# Shindagin / Ithaca NY 6/21



## gorgonzola (Jun 26, 2008)

I took the family up to central NY this past weekend to do a little camping and riding and ended up in Taughannock SP just north of Ithaca on Cayuga lake. We left Friday afternoon and drove up in the pouring rain, than the sky morphs from bruise black and gray to bright blue with the most brilliant rainbow i've ever seen spanning the south end of the lake! 

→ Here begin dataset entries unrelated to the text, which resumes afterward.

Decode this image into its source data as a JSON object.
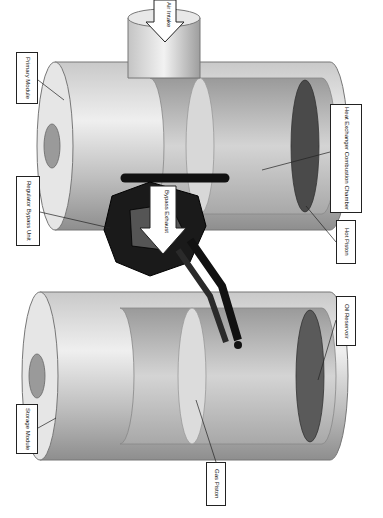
{
  "diagram": {
    "nodes": [
      {
        "text": [
          "Primary Module"
        ]
      },
      {
        "text": [
          "Regulator Bypass Unit"
        ]
      },
      {
        "text": [
          "Storage Module"
        ]
      },
      {
        "text": [
          "Heat Exchanger Combustion Chamber"
        ]
      },
      {
        "text": [
          "Hot Piston"
        ]
      },
      {
        "text": [
          "Oil Reservoir"
        ]
      },
      {
        "text": [
          "Gas Piston"
        ]
      }
    ],
    "labels": [
      "Air Intake",
      "Bypass Exhaust"
    ]
  }
}
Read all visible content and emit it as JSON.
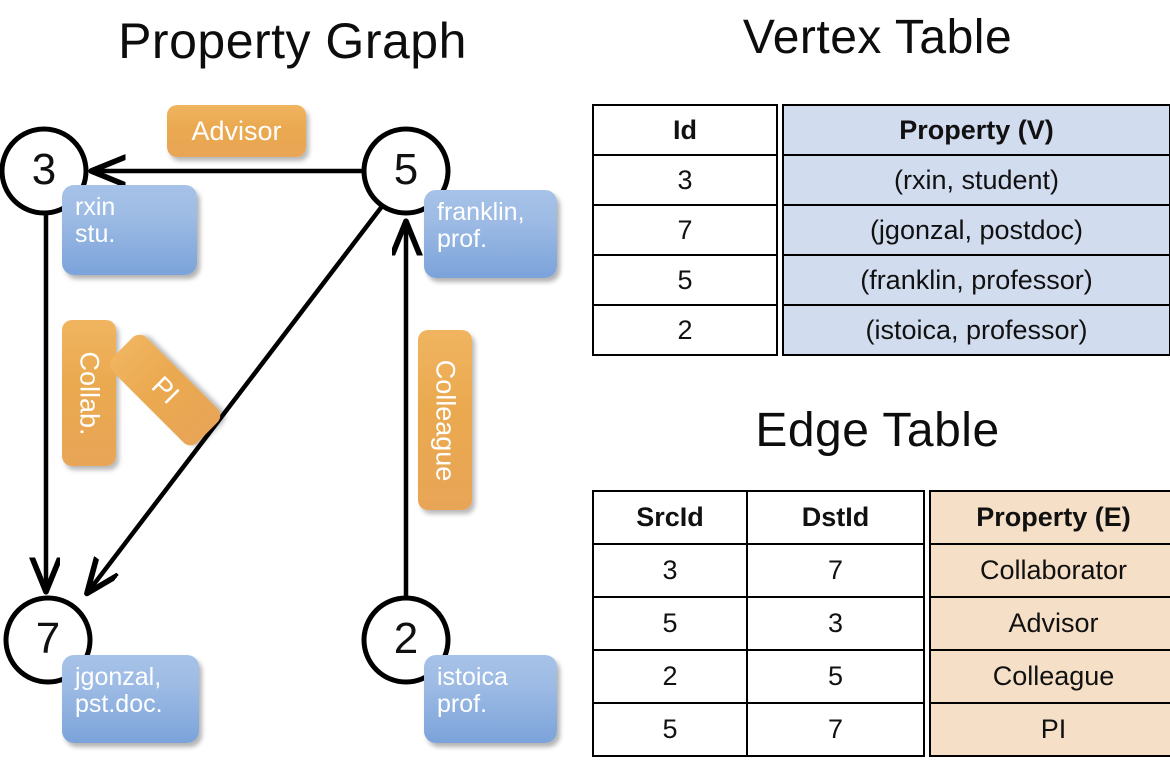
{
  "titles": {
    "graph": "Property Graph",
    "vertex_table": "Vertex Table",
    "edge_table": "Edge Table"
  },
  "colors": {
    "vertex_property_fill": "#d2dcef",
    "edge_property_fill": "#f5dfc6",
    "node_box_blue": "#7ba3da",
    "edge_label_orange": "#eaa94f",
    "stroke": "#000000"
  },
  "graph": {
    "nodes": [
      {
        "id": "3",
        "label": "3",
        "prop_line1": "rxin",
        "prop_line2": "stu."
      },
      {
        "id": "5",
        "label": "5",
        "prop_line1": "franklin,",
        "prop_line2": "prof."
      },
      {
        "id": "7",
        "label": "7",
        "prop_line1": "jgonzal,",
        "prop_line2": "pst.doc."
      },
      {
        "id": "2",
        "label": "2",
        "prop_line1": "istoica",
        "prop_line2": "prof."
      }
    ],
    "edge_labels": [
      {
        "id": "advisor",
        "text": "Advisor",
        "orientation": "horizontal"
      },
      {
        "id": "collab",
        "text": "Collab.",
        "orientation": "vertical"
      },
      {
        "id": "pi",
        "text": "PI",
        "orientation": "diagonal"
      },
      {
        "id": "colleague",
        "text": "Colleague",
        "orientation": "vertical"
      }
    ],
    "edges": [
      {
        "from": "5",
        "to": "3",
        "label": "Advisor"
      },
      {
        "from": "3",
        "to": "7",
        "label": "Collab."
      },
      {
        "from": "5",
        "to": "7",
        "label": "PI"
      },
      {
        "from": "2",
        "to": "5",
        "label": "Colleague"
      }
    ]
  },
  "vertex_table": {
    "headers": {
      "id": "Id",
      "property": "Property (V)"
    },
    "rows": [
      {
        "id": "3",
        "property": "(rxin, student)"
      },
      {
        "id": "7",
        "property": "(jgonzal, postdoc)"
      },
      {
        "id": "5",
        "property": "(franklin, professor)"
      },
      {
        "id": "2",
        "property": "(istoica, professor)"
      }
    ]
  },
  "edge_table": {
    "headers": {
      "src": "SrcId",
      "dst": "DstId",
      "property": "Property (E)"
    },
    "rows": [
      {
        "src": "3",
        "dst": "7",
        "property": "Collaborator"
      },
      {
        "src": "5",
        "dst": "3",
        "property": "Advisor"
      },
      {
        "src": "2",
        "dst": "5",
        "property": "Colleague"
      },
      {
        "src": "5",
        "dst": "7",
        "property": "PI"
      }
    ]
  }
}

Lots to do at the park with a nice gorge (like the t shirt says - ithaca is gorges) ending at a 200' waterfall. the best hikes are up through the water in the gorge(not gorge trail)and the rim trails - although all are real easy hikes. all i can say is thunder RIPS through that mofo as we had intermittant storms roll through saturady and sunday nights

No riding there though so i did my saturday morning ride at Shindagin State Forest about a half hour away - sorry no pics. I had posted for some beta and a trail map on cycle-cny.com and ended up meeting a few folks on my ride. real good peeps who do a great job of building/maintaining shinny and other places through out cny. give 'em a shout if your ever up that way and i told them to do the same if they ever get down to the lehigh valley. may even hook up for a half way ride at merli/prompton some time. the trails were awesome fast and flowy singltrack WITH NO ROCKS! lotsa built features - skinnies, logovers, bridges with some free ride type stuff as well. with the rain we had friday it was slick going so i kept the tires close to the ground - hell i keep it close to the ground even when it dry but would have given the elevated bridge and maybe one of the easier skinnies a go. the more technical trails are fairly steep swoopy downhills with lots of turns and woops. highlights include paperboy, bitchditch and the chair trail. Did a total of 12 miles coming in at right around 2 hours. was hoping to ride sun/mon but figured the continued t-storms at night would make it just too soggy and would preserve self and trail for another day.

a report wouldn't be complete wittout mentioning ithaca itself. keeping in mind it was ithaca-fest weekend, its still got to be one of the crunchiest cities around with cornell and ithaca college - i haven't seen that much tie die and pacholi oil since giants stadium 1995


----------